According to the Transport Opinion Survey, conducted by the University of Sydney Business School earlier this year, 25 per cent of people would buy an autonomous vehicle for family use.

Interestingly, only a third of those same people would be willing to let other travellers use the vehicle while it’s sitting idle, undermining one of the biggest potential benefits to autonomy.

These findings aren’t particularly surprising – just read the CarAdvice comments on any story related to autonomous cars – but skeptics are fighting the industry tide.

This year, we’ve seen the first Level 3 autonomous vehicle from Audi, an aggressive push into more self-driving tests on public roads, more production-ready autonomous shuttles and, perhaps most importantly, a steady creep of semi-autonomous driver-assistance systems into run-of-the-mill vehicles. Self-driving is already here (to a degree, at least) and it’s now about how the technology is rolled out.

“I think we agree within five minutes that the automotive industry is now in the biggest transformation process ever.

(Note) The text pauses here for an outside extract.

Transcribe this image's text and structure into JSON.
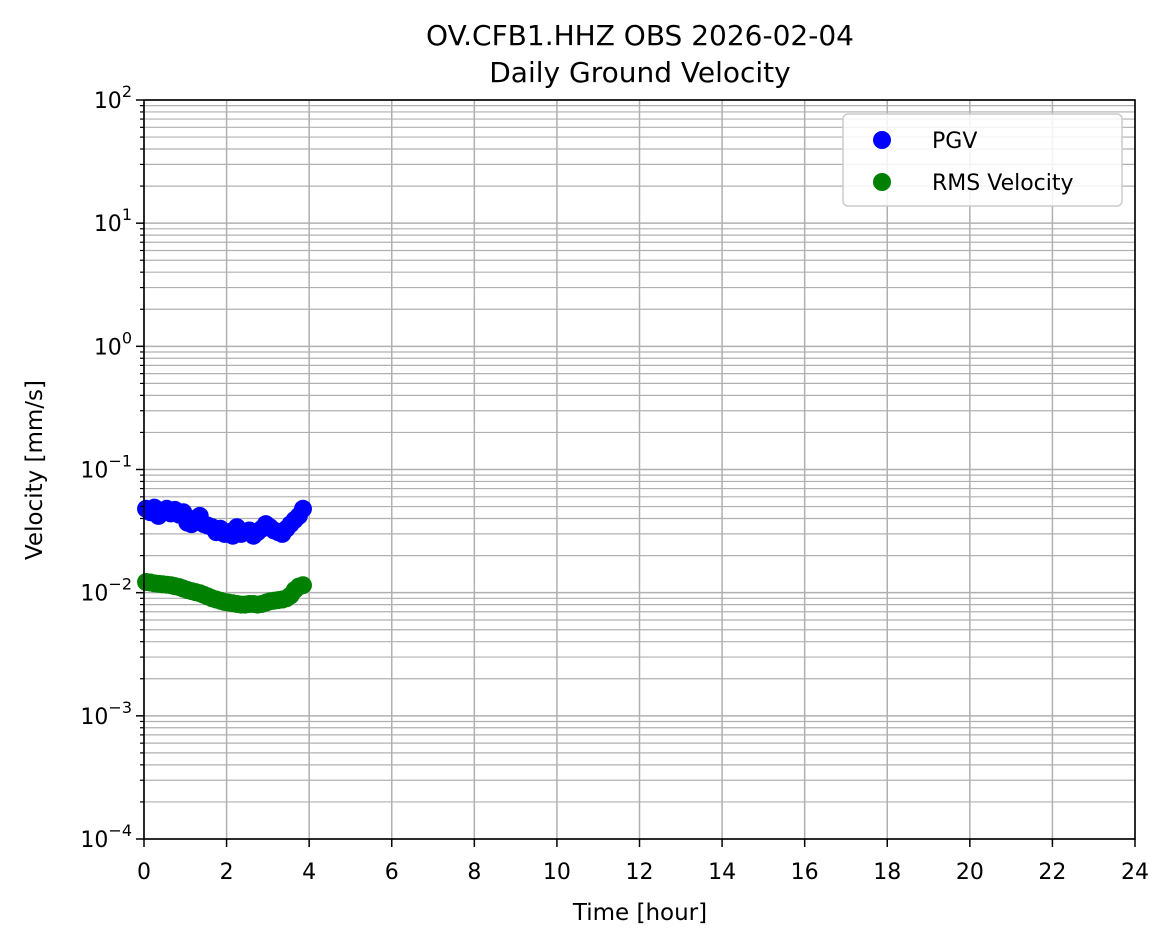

The speed of digitisation, how our vision impacts our business models, the speed of digitisation, how that one impacts innovation in terms of piloted driving, piloted parking,” Rupert Stadler, Audi CEO, said earlier this year, demonstrating how seriously the company is taking autonomy.

Prominent industry figures are also pushing hard for widespread self-driving, arguing autonomy is the solution to the sky-high worldwide road toll.

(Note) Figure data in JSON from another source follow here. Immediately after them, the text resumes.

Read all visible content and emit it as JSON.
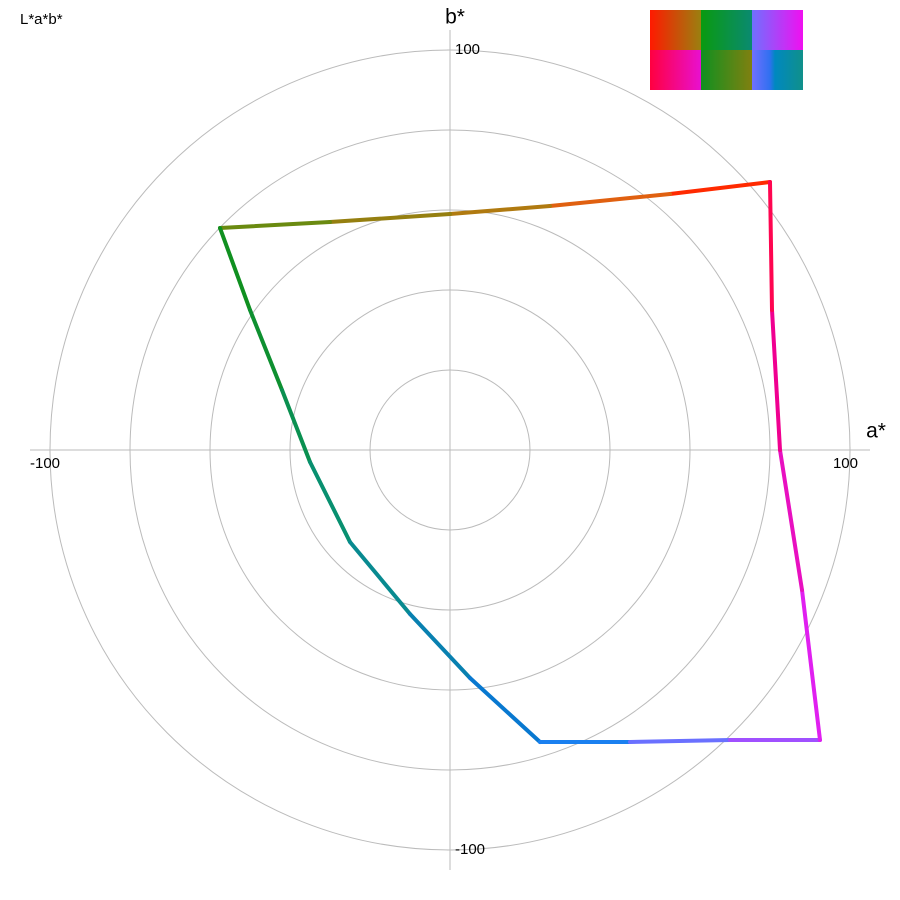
{
  "chart_data": {
    "type": "line",
    "title": "L*a*b*",
    "xlabel": "a*",
    "ylabel": "b*",
    "xlim": [
      -100,
      100
    ],
    "ylim": [
      -100,
      100
    ],
    "xticks": [
      -100,
      100
    ],
    "yticks": [
      -100,
      100
    ],
    "grid_rings": [
      20,
      40,
      60,
      80,
      100
    ],
    "x": [
      80,
      55,
      25,
      0,
      -30,
      -57.5,
      -50,
      -42,
      -35,
      -25,
      -10,
      5,
      22.5,
      45,
      70,
      92.5,
      88,
      82.5,
      80.5
    ],
    "values": [
      67,
      64,
      61,
      59,
      57,
      55.5,
      35,
      15,
      -3,
      -23,
      -41,
      -57,
      -73,
      -73,
      -72.5,
      -72.5,
      -35,
      0,
      35
    ],
    "colors": [
      "#ff2a00",
      "#e06010",
      "#b07a10",
      "#957f10",
      "#6a8a10",
      "#109020",
      "#0e9030",
      "#0a9050",
      "#089070",
      "#088a90",
      "#0880b0",
      "#0878d0",
      "#1a80f0",
      "#6a70ff",
      "#a050ff",
      "#e020f0",
      "#e810c0",
      "#f00090",
      "#ff0550"
    ]
  }
}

“Think about this: 1.2 million people die globally on the roads every year. It’s like an epidemic. If you had an epidemic of 1.2 million deaths in the world there would be no government that would stop at anything to put out the vaccine,” Robbie Diamond, CEO of Securing America’s Future Energy, told a crowd at CES.

“For each day that we can accelerate connected and autonomous vehicles, we will save 3300 people a day. This is an epidemic, and this [autonomous and connected cars] is the vaccine, and we’re sitting on it.”

So why aren’t the people of Australia jumping on board? Ford’s report might provide some of the answers. In Australia, 53 per cent of people surveyed say artificial intelligence will do more harm than good, while 37 per cent of adults worldwide say technology already does too much of our thinking.

The other prominent argument among motoring enthusiasts, and the one we hear most on CarAdvice, is simple: people like driving, and no computer is ever getting their hands on my sports car.

Richard Fairchild, director of autonomous mobility programs at Aurrigo, argues self-driving cars will do good things for petrol heads.

“I’ll tell you my personal point of view. I drive a 500-mile round trip every single week – it’s 200 miles there and 200 miles back, and then 100 miles of driving in between – without fail, every week,” Fairchild told CarAdvice at the International Driverless Vehicle Summit in Adelaide.

“And if I could have an autonomous vehicle take me from my house to my workplace in that 200 miles – that’s nearly a four-hour journey in bad traffic – then that would be fantastic. Currently, I own a big, diesel car because it’s efficient and it’s comfortable.”

 “Driving on a motorway – it doesn’t matter if you’re in Australia, if you’re in New York or wherever, or if you’re driving in the roads of the UK – it is dull.”

If a self-driving car could deal with the boring stuff, and you didn’t have to think practically when buying a car, how would the conversation change?

“My big thing is ‘you take me to work so I don’t have to drive, and I’m going to sell my car and buy a Porsche, or a Ferrari… well, maybe a Porsche,” Fairchild said, smiling. “Probably a 15-year-old one at that.”